In the documentation, the subfilter operator is tagged as a selection constructor, but after investigating the code and trying some examples, I find that it doesn’t always ignore its input.
This simple example from the documentation illustrates it as a selection constructor:
[subfilter[one two three]addsuffix[!]]
If this example is modified to add input, then the input is ignored. IOW, the following has the same output as the above:
[tag[Filter Operators]subfilter[one two three]addsuffix[!]]
But the subfilter operator is not inherently a constructor, it only inherits its “constructor-ness” from the filter specified in its operand. Since the filter one two three
is a constructor, the subfilter acts as a constructor.
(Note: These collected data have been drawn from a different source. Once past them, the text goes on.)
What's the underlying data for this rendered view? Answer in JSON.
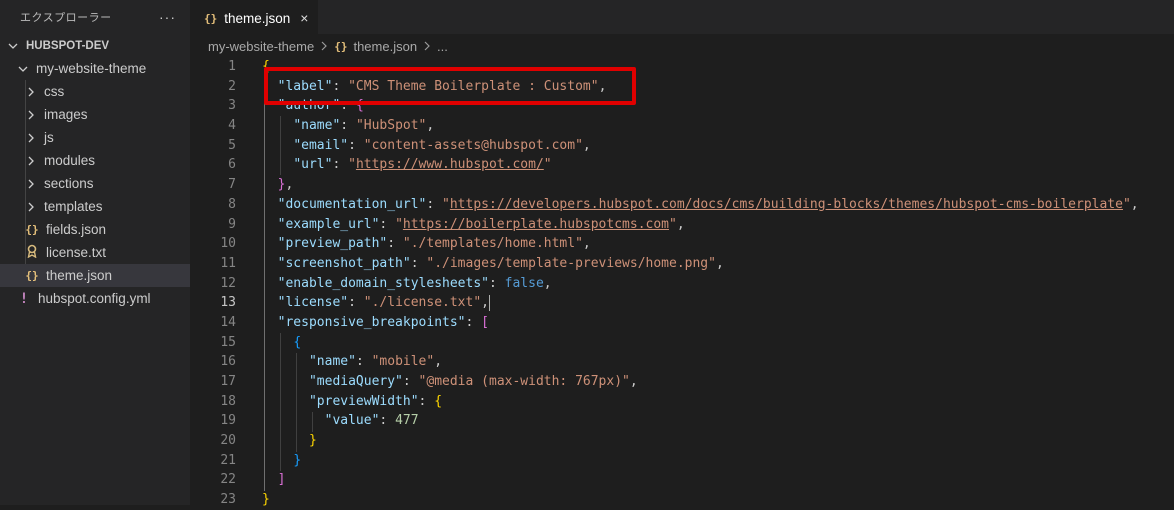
{
  "sidebar": {
    "title": "エクスプローラー",
    "more": "···",
    "root": "HUBSPOT-DEV",
    "folder": "my-website-theme",
    "items": [
      {
        "label": "css",
        "kind": "folder"
      },
      {
        "label": "images",
        "kind": "folder"
      },
      {
        "label": "js",
        "kind": "folder"
      },
      {
        "label": "modules",
        "kind": "folder"
      },
      {
        "label": "sections",
        "kind": "folder"
      },
      {
        "label": "templates",
        "kind": "folder"
      },
      {
        "label": "fields.json",
        "kind": "json"
      },
      {
        "label": "license.txt",
        "kind": "license"
      },
      {
        "label": "theme.json",
        "kind": "json",
        "selected": true
      }
    ],
    "root_file": "hubspot.config.yml"
  },
  "tab": {
    "label": "theme.json",
    "icon": "{}",
    "close": "×"
  },
  "breadcrumb": {
    "folder": "my-website-theme",
    "file": "theme.json",
    "more": "..."
  },
  "editor": {
    "active_line": 13,
    "line_numbers": [
      "1",
      "2",
      "3",
      "4",
      "5",
      "6",
      "7",
      "8",
      "9",
      "10",
      "11",
      "12",
      "13",
      "14",
      "15",
      "16",
      "17",
      "18",
      "19",
      "20",
      "21",
      "22",
      "23"
    ],
    "code": {
      "label_key": "\"label\"",
      "label_val": "\"CMS Theme Boilerplate : Custom\"",
      "author_key": "\"author\"",
      "name_key": "\"name\"",
      "name_val": "\"HubSpot\"",
      "email_key": "\"email\"",
      "email_val": "\"content-assets@hubspot.com\"",
      "url_key": "\"url\"",
      "url_val": "https://www.hubspot.com/",
      "doc_key": "\"documentation_url\"",
      "doc_val": "https://developers.hubspot.com/docs/cms/building-blocks/themes/hubspot-cms-boilerplate",
      "example_key": "\"example_url\"",
      "example_val": "https://boilerplate.hubspotcms.com",
      "preview_key": "\"preview_path\"",
      "preview_val": "\"./templates/home.html\"",
      "screenshot_key": "\"screenshot_path\"",
      "screenshot_val": "\"./images/template-previews/home.png\"",
      "domain_key": "\"enable_domain_stylesheets\"",
      "domain_val": "false",
      "license_key": "\"license\"",
      "license_val": "\"./license.txt\"",
      "bp_key": "\"responsive_breakpoints\"",
      "bp_name_key": "\"name\"",
      "bp_name_val": "\"mobile\"",
      "mq_key": "\"mediaQuery\"",
      "mq_val": "\"@media (max-width: 767px)\"",
      "pw_key": "\"previewWidth\"",
      "value_key": "\"value\"",
      "value_val": "477"
    }
  },
  "colors": {
    "highlight_box": "#e00000",
    "json_key": "#9cdcfe",
    "json_string": "#ce9178"
  }
}
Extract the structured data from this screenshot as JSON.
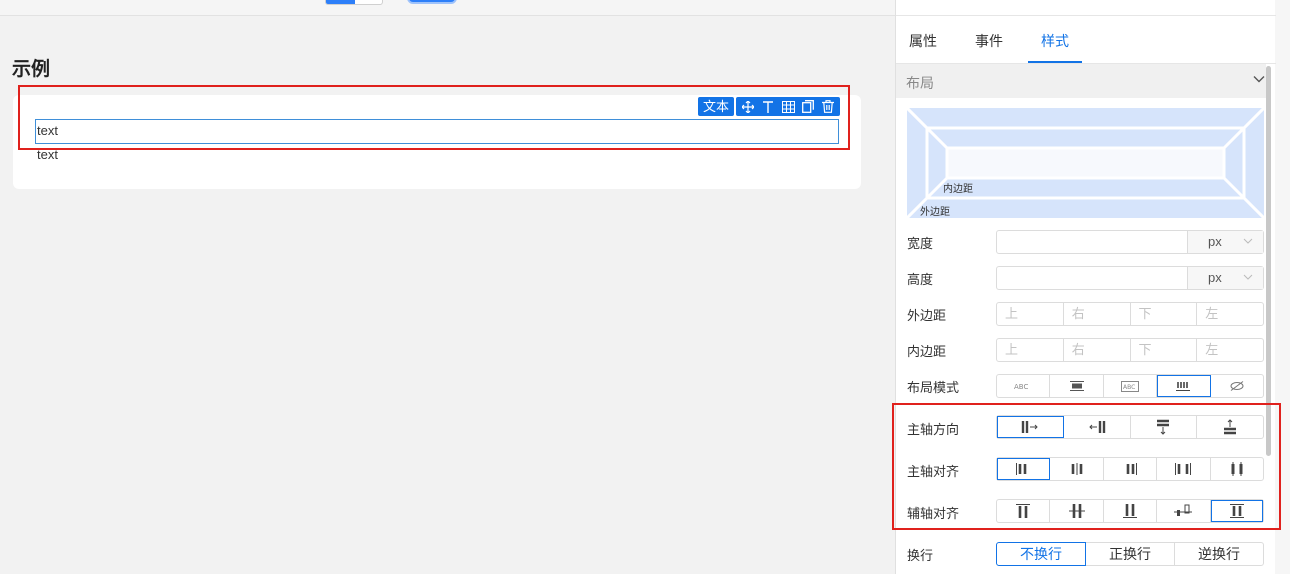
{
  "canvas": {
    "page_title": "示例",
    "component_toolbar": {
      "label": "文本",
      "icons": [
        "move-icon",
        "text-top-icon",
        "table-icon",
        "copy-icon",
        "delete-icon"
      ]
    },
    "text_input_value": "text",
    "text_static": "text"
  },
  "panel": {
    "tabs": [
      {
        "label": "属性",
        "active": false
      },
      {
        "label": "事件",
        "active": false
      },
      {
        "label": "样式",
        "active": true
      }
    ],
    "layout_section": {
      "title": "布局",
      "box_model": {
        "padding_label": "内边距",
        "margin_label": "外边距"
      },
      "width": {
        "label": "宽度",
        "value": "",
        "unit": "px"
      },
      "height": {
        "label": "高度",
        "value": "",
        "unit": "px"
      },
      "margin": {
        "label": "外边距",
        "placeholders": [
          "上",
          "右",
          "下",
          "左"
        ]
      },
      "padding": {
        "label": "内边距",
        "placeholders": [
          "上",
          "右",
          "下",
          "左"
        ]
      },
      "layout_mode": {
        "label": "布局模式",
        "options": [
          "inline",
          "block",
          "inline-block",
          "flex",
          "none"
        ],
        "selected": 3
      },
      "main_axis_direction": {
        "label": "主轴方向",
        "options": [
          "row",
          "row-reverse",
          "column",
          "column-reverse"
        ],
        "selected": 0
      },
      "main_axis_align": {
        "label": "主轴对齐",
        "options": [
          "flex-start",
          "center",
          "flex-end",
          "space-between",
          "space-around"
        ],
        "selected": 0
      },
      "cross_axis_align": {
        "label": "辅轴对齐",
        "options": [
          "flex-start",
          "center",
          "flex-end",
          "baseline",
          "stretch"
        ],
        "selected": 4
      },
      "wrap": {
        "label": "换行",
        "options": [
          "不换行",
          "正换行",
          "逆换行"
        ],
        "selected": 0
      }
    }
  },
  "colors": {
    "accent": "#1273e6",
    "highlight": "#e0211d",
    "boxmodel": "#d6e4fb"
  }
}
If the operand instead is a selection modifier, then the subfilter operator will act as a selection modifier. For example, the following will select the 5 most recently modified tiddlers tagged with “Filter Operators”:
<$vars recent_mods="[has[modified]!sort[modified]limit[5]]">
{{{[tag[Filter Operators]subfilter<recent_mods>addsuffix[!]]}}}
</$vars>
So I think the selection constructor tag is there only because it can be a constructor, not because it must be a constructor.
This behavior makes sense. If subfilter were only a selection constructor, then it would only be useful on the leftmost side of a filter step.